Johnny Cash at Folsom Prison? Please. At Halden, the inmates can form their own band. And what's more, they can lay down an album in the prison's professional recording studio.
The well-stocked library at Halden contains not only books but magazines, CDs, and DVDs. What? No Crime and Punishment audiobook?
Inmates share common kitchens and living rooms. Some common areas are designated as places where both inmates and guards can meet and mingle -- or, you know, just hang out.
The prison boasts a state-of-the-art gym, complete with a rock-climbing wall. No word yet on whether there's a class on tunneling.
Guards don't carry guns and are encouraged to be outgoing and friendly toward the inmates -- they eat together and play sports in mixed teams to create a sense of family, according to officials. The Longest Yard this ain't.
No gold teeth among Halden's inmates.

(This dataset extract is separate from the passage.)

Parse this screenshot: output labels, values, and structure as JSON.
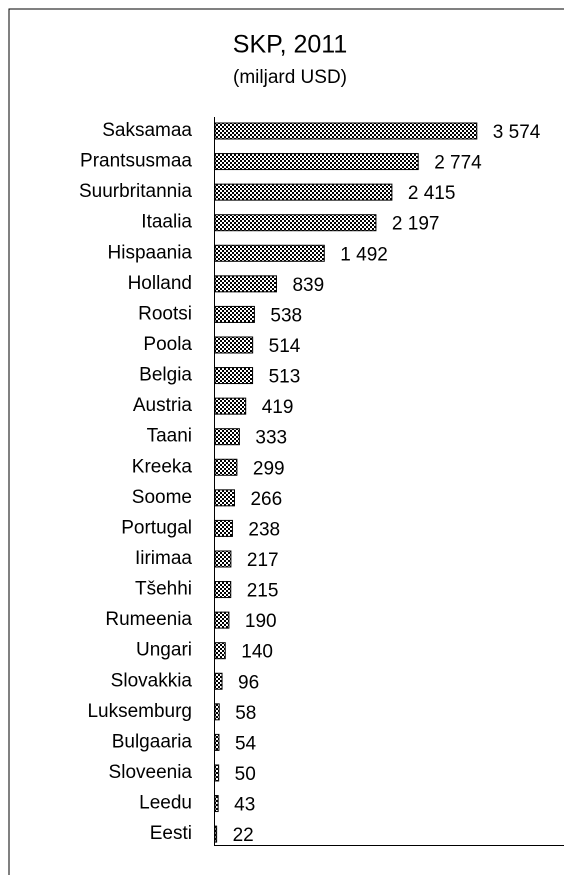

Not with free dental checkups.
An inmate in his private bathroom -- one of many amenities that make Halden feel more like a college dorm than a prison.
Nothing says rehabilitation like rhythm. Here, prisoners and their instructor get down during a music class.
An inmate learns to ride a unicycle in the prison gym. Seriously.
Dolk, a Norwegian Banksy-style graffiti artist, was commissioned to create art for the prison -- at a price tag of $1 million.